Kadisdikpora Provinsi Bali, I Ketut Ngurah Boy Jayawibawa, mengatakan pola Hybrid Learning yang dirancang ini sudah dibahas dalam rapat dengan Gubernur Bali, Wayan Koster, di Rumah Jabatan Gubernur, Komplek Jaya Sabha Denpasar, Kamis (29/7) sore. "Pola Hybrid Learning ini adalah kolaborasi pola online dan offline. Konsepnya sudah dirancang hari ini (kemarin), sedang dimatangkan ber-sama Kelompok Ahli Gubernur," ujar Ngurah Boy saat dihubungi NusaBali seusai rapat di Jaya Sabha Denpasar, kemarin sore.
Menurut Ngurah Boy, pilihan belajar secara hybird ini untuk seluruh level, mulai jenjang SD, SMP, hingga SMA/SMK. Saat ini, pola belajar secara online sudah terbiasa bagi siswa sekolah di Bali.
"Kalau pola Hybrid Learning ini dilaksanakan, tidak ada masalah. Walaupun nanti sudah normal situasinya atau pandemi Covid-19 telah berlalu, pola ini tetap bisa diterapkan dan sangat relevan. Karena sudah terbukti pola online bisa jalan dengan baik," tegas mantan Sekretaris Inspektorat Provinsi Bali ini.

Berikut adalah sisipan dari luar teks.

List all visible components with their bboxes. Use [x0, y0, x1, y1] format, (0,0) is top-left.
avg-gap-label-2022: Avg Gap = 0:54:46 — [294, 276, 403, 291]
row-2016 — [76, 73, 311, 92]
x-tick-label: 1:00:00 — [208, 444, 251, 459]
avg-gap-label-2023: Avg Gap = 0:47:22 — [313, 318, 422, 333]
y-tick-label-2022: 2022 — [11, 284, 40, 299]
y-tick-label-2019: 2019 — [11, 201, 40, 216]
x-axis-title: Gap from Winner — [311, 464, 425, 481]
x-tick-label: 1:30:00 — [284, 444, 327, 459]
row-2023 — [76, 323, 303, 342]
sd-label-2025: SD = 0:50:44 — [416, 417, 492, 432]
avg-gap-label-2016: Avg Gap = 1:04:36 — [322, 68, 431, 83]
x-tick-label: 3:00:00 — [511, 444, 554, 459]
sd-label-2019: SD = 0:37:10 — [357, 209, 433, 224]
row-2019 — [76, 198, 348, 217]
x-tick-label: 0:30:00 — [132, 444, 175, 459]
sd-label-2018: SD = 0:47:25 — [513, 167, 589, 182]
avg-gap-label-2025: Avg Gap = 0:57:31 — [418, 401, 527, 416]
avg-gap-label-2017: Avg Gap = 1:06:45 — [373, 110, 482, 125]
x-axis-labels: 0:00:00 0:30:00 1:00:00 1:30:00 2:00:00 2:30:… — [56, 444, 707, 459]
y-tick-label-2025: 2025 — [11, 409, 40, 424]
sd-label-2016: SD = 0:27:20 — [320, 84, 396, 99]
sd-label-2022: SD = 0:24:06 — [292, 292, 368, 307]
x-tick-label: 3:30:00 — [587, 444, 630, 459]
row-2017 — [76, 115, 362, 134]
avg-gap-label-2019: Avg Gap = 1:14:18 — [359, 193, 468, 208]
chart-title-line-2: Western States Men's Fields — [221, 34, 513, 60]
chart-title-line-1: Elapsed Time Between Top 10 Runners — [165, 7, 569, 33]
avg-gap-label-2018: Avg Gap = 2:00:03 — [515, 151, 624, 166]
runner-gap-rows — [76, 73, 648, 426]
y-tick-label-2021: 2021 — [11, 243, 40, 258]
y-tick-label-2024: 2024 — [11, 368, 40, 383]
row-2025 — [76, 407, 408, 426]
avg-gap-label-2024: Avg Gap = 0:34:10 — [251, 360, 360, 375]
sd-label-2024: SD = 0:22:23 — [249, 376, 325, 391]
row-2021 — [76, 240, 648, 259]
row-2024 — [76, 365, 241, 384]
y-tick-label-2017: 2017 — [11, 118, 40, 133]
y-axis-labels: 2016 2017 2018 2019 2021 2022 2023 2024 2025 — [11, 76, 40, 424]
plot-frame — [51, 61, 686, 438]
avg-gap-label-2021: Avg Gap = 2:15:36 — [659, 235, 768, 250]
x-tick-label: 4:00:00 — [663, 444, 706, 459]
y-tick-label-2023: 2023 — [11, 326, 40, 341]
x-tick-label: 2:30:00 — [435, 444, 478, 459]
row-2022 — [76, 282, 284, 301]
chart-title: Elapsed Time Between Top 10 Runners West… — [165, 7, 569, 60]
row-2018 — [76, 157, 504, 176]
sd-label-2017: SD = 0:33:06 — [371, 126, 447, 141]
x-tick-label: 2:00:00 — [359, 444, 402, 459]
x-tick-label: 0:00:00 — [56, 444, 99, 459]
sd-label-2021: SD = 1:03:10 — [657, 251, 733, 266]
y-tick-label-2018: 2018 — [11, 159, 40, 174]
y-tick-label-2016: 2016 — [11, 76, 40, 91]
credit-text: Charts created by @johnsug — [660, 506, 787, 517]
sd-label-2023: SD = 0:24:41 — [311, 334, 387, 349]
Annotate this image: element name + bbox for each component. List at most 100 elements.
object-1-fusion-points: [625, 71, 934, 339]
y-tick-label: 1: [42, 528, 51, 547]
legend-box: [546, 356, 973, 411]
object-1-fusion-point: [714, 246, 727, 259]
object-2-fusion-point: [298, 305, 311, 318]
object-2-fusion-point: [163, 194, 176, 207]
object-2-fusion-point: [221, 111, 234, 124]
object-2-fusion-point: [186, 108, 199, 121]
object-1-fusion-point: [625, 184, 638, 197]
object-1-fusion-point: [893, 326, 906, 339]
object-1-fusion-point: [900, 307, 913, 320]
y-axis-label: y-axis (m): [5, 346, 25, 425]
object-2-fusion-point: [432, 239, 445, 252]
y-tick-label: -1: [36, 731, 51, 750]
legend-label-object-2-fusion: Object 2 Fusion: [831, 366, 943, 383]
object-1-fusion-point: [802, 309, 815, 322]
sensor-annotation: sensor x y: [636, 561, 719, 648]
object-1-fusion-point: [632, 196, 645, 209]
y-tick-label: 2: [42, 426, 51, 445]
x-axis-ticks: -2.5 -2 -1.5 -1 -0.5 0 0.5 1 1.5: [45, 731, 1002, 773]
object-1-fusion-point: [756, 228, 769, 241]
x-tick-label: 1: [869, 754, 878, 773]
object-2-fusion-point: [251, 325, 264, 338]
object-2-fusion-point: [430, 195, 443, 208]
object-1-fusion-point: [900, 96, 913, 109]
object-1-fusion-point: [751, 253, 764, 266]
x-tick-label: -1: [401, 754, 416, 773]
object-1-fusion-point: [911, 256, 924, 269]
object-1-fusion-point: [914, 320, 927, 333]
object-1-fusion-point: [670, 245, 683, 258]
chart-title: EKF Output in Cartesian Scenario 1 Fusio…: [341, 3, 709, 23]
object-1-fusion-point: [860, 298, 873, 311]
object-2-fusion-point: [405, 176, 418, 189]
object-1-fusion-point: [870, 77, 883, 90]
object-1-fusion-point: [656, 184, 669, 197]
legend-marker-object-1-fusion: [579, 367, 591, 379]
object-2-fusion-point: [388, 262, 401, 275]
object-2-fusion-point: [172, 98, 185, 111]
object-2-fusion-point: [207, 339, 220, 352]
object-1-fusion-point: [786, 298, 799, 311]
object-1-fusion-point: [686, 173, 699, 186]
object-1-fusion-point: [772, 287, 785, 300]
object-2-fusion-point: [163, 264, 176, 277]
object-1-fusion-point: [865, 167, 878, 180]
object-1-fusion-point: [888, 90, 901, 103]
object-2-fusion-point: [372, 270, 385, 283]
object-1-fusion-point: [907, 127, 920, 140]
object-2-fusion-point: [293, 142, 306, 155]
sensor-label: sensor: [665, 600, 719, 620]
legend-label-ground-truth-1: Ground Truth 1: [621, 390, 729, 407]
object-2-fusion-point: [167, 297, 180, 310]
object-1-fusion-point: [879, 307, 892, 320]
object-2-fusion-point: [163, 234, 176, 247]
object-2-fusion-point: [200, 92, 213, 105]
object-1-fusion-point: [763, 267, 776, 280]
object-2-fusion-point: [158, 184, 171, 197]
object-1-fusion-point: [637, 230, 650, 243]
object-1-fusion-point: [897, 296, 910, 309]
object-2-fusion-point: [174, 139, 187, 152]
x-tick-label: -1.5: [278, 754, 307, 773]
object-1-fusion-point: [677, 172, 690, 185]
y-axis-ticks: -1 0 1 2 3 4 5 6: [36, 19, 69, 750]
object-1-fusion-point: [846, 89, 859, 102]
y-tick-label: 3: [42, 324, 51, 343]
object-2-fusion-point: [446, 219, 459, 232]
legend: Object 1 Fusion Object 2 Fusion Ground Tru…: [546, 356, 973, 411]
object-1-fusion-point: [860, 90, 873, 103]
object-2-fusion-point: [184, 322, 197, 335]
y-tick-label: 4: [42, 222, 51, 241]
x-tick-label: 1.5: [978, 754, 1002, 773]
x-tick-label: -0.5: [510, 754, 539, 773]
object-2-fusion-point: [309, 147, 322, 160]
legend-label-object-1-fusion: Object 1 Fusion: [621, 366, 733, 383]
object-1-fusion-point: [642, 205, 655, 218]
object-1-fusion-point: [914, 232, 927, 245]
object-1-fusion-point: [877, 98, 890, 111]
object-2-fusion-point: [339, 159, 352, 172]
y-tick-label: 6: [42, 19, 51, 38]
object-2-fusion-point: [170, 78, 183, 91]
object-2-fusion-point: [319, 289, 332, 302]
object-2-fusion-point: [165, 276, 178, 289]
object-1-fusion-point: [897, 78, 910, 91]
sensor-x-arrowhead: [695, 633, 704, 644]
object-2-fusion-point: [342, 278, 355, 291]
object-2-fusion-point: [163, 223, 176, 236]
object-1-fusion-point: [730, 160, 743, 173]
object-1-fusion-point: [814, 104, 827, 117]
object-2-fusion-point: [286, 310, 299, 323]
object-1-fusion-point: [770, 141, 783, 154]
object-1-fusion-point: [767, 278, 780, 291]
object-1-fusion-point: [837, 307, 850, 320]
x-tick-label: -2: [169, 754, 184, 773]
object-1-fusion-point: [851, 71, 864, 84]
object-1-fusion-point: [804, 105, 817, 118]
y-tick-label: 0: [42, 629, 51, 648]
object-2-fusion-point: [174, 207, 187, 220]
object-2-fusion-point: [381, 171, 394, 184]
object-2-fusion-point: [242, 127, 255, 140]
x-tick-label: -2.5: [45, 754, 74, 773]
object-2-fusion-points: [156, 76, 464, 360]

Ngurah Boy menegaskan, dalam rancangan sementara, belajar dengan pola Hybrid Learning akan diatur pada setiap jenjang. Untuk SMA/SMK yang berada di bawah pengelolaan Pemprov Bali, akan diatur sedemikian rupa. Kalau untuk SD dan SMP, nanti diatur pemerintah kabupaten/kota.
Untuk level SMA/SMK yang berada di bawah kendali Pemprov Bali, kata Ngurah Boy, akan dilaksanakan pola tatap muka dengan prosentase dari total jumlah siswa di setiap rombongan belajar (Rombel). Pembelajaran jarak jauh dan tatap muka ini juga tergantung dengan mata pelajarannya. Misalnya, pada mata pelajaran tertentu seperti Matematika, Kimia, Fisika, Biologi, bisa sampai 70 persen tatap muka, sisanya 30 persen pembelajaran jarak jauh.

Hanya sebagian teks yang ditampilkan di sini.